A TIA accepts a current and turns it into a voltage, not a current.
An I versus V curve will give me the
dynamic range of the TIA. Can it be done with one simulation.

I'll assume you're using PSpice. You should do two simulations. In
one, drive the input with a current pulse. Give the pulse's rise time
and fall time some lengthy times so that they act like ramps. Now run
a Time Domain (Transient) simulation and see how the ramping output
voltage compares with the ramping input current.

In the second simulation, drive the input with an IAC component. Now
do an AC Sweep/Noise simulation. Let the frequency sweep over a large
range, say, 10 Hz to 100 MHz. You might want to change these limits
after you see the results. When the sweep is complete, plot DB(Vout)
where Vout is the name you've assigned to the output node. This will
tell you what the TIA's wideband behavior is.
 
Q

qrk

Hi,
I have a transimpedance amplifier and i want to get a plot of Output
current (ac) versus Input current (ac) in one capture spice simulation
at a particular frequency. An I versus V curve will give me the
dynamic range of the TIA. Can it be done with one simulation.

Short answer: Yes.
We'll ignore that a transimpedance amp has a voltage output.
Since you're using Capture, lets assume that you're using PSpice. With
PSpice as your spice engine, this is easy using parametric analysis
and performance analysis.

You need to do a transient analysis since you're looking for
compression versus amplitude. AC analysis won't give you the
information you're looking for.

You need to do a parametric analysis which is another setup box in the
Analysis Setup menu (Analysis Setup is the Schematics program
terminology - find the equivalent in Capture). Set up your parametric
analysis to run a bunch of different input amplitudes from small to
large.

Run the analysis. You will get lots of plots overlaying another. Those
are the plots for each input amplitude value.

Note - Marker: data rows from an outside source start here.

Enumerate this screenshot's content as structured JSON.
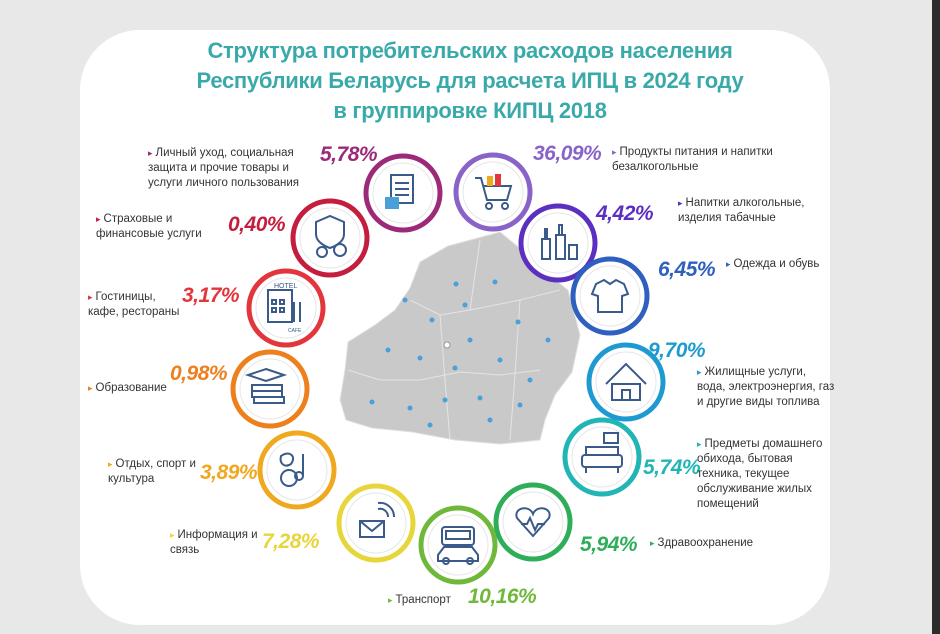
{
  "title": {
    "line1": "Структура потребительских расходов населения",
    "line2": "Республики Беларусь для расчета ИПЦ в 2024 году",
    "line3": "в группировке КИПЦ 2018"
  },
  "colors": {
    "title": "#3aa9a9",
    "label_text": "#333333",
    "map": "#c9c9c9",
    "pin": "#4aa0d8"
  },
  "categories": [
    {
      "key": "food",
      "value": "36,09%",
      "label": "Продукты питания и напитки безалкогольные",
      "color": "#8a63c9",
      "icon": "shopping-cart-icon"
    },
    {
      "key": "alcohol",
      "value": "4,42%",
      "label": "Напитки алкогольные, изделия табачные",
      "color": "#5b2fbf",
      "icon": "bottles-icon"
    },
    {
      "key": "clothing",
      "value": "6,45%",
      "label": "Одежда и обувь",
      "color": "#2f5fbf",
      "icon": "clothing-icon"
    },
    {
      "key": "housing",
      "value": "9,70%",
      "label": "Жилищные услуги, вода, электроэнергия, газ и другие виды топлива",
      "color": "#1f9ad1",
      "icon": "house-icon"
    },
    {
      "key": "household",
      "value": "5,74%",
      "label": "Предметы домашнего обихода, бытовая техника, текущее обслуживание жилых помещений",
      "color": "#22b5b5",
      "icon": "sofa-icon"
    },
    {
      "key": "health",
      "value": "5,94%",
      "label": "Здравоохранение",
      "color": "#2fae5a",
      "icon": "medicine-icon"
    },
    {
      "key": "transport",
      "value": "10,16%",
      "label": "Транспорт",
      "color": "#6fb83a",
      "icon": "transport-icon"
    },
    {
      "key": "communication",
      "value": "7,28%",
      "label": "Информация и связь",
      "color": "#e7d53a",
      "icon": "communication-icon"
    },
    {
      "key": "recreation",
      "value": "3,89%",
      "label": "Отдых, спорт и культура",
      "color": "#f0a81f",
      "icon": "recreation-icon"
    },
    {
      "key": "education",
      "value": "0,98%",
      "label": "Образование",
      "color": "#ee7f1d",
      "icon": "education-icon"
    },
    {
      "key": "restaurants",
      "value": "3,17%",
      "label": "Гостиницы, кафе, рестораны",
      "color": "#e2363c",
      "icon": "hotel-icon"
    },
    {
      "key": "insurance",
      "value": "0,40%",
      "label": "Страховые и финансовые услуги",
      "color": "#c41d3e",
      "icon": "insurance-icon"
    },
    {
      "key": "personal",
      "value": "5,78%",
      "label": "Личный уход, социальная защита и прочие товары и услуги личного пользования",
      "color": "#9c2a78",
      "icon": "personal-care-icon"
    }
  ],
  "bullet": "▸",
  "hotel_sign": "HOTEL",
  "cafe_sign": "CAFE"
}
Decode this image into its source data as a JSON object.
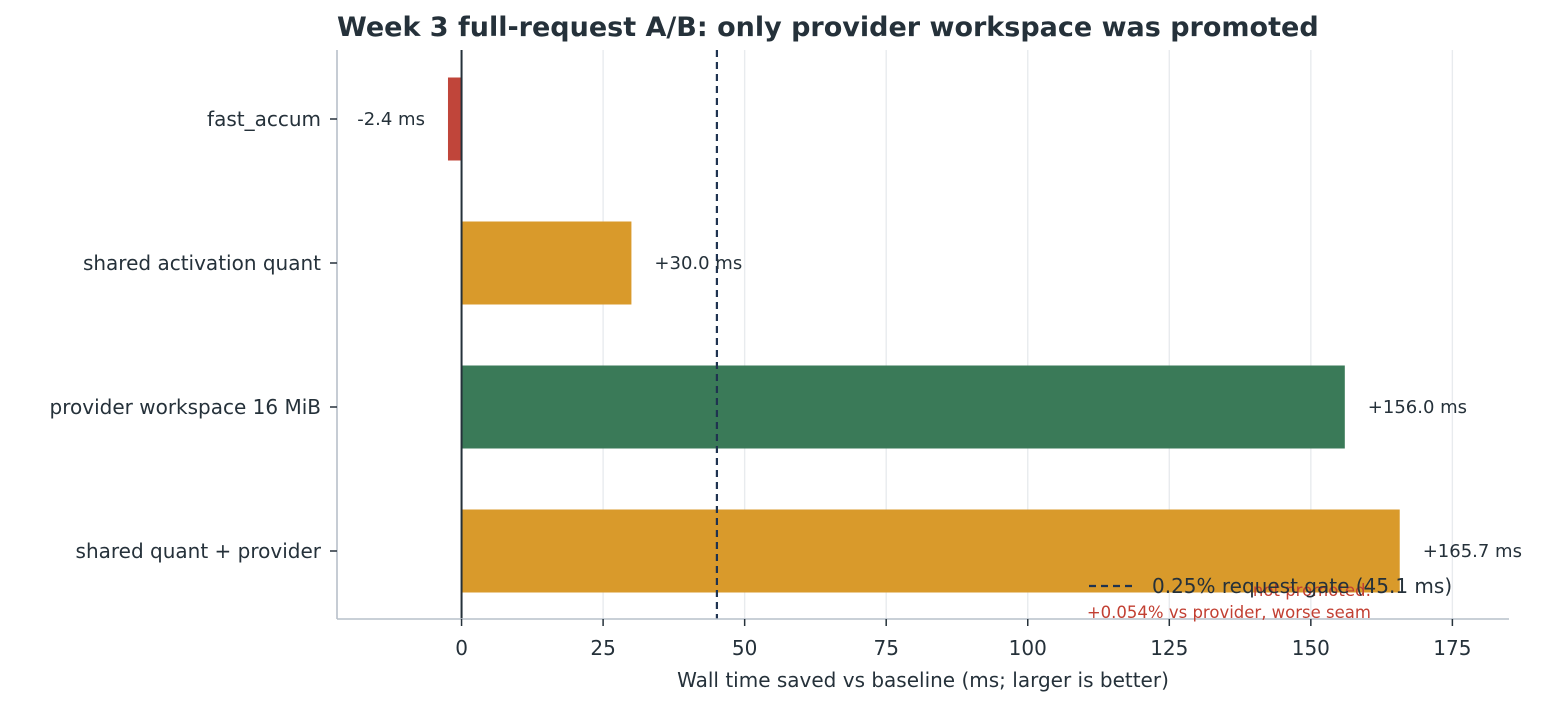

This is where PSpice shines... In PSpice (not Crapture), select Trace
in the top menu bar. Select "Performance Analysis". Click on Wizard
and fill in the blanks. You'll probably want to use "Swing_XRange"
which will measure the peak to peak amplitude over a specified time
range. This will give you a nice graph of output amplitude versus
input amplitude. With enough trickery, you can subtract this from a
straight line approximation to see where you get significant deviation
from expected.

This is the main reason I like PSpice's graphing capability.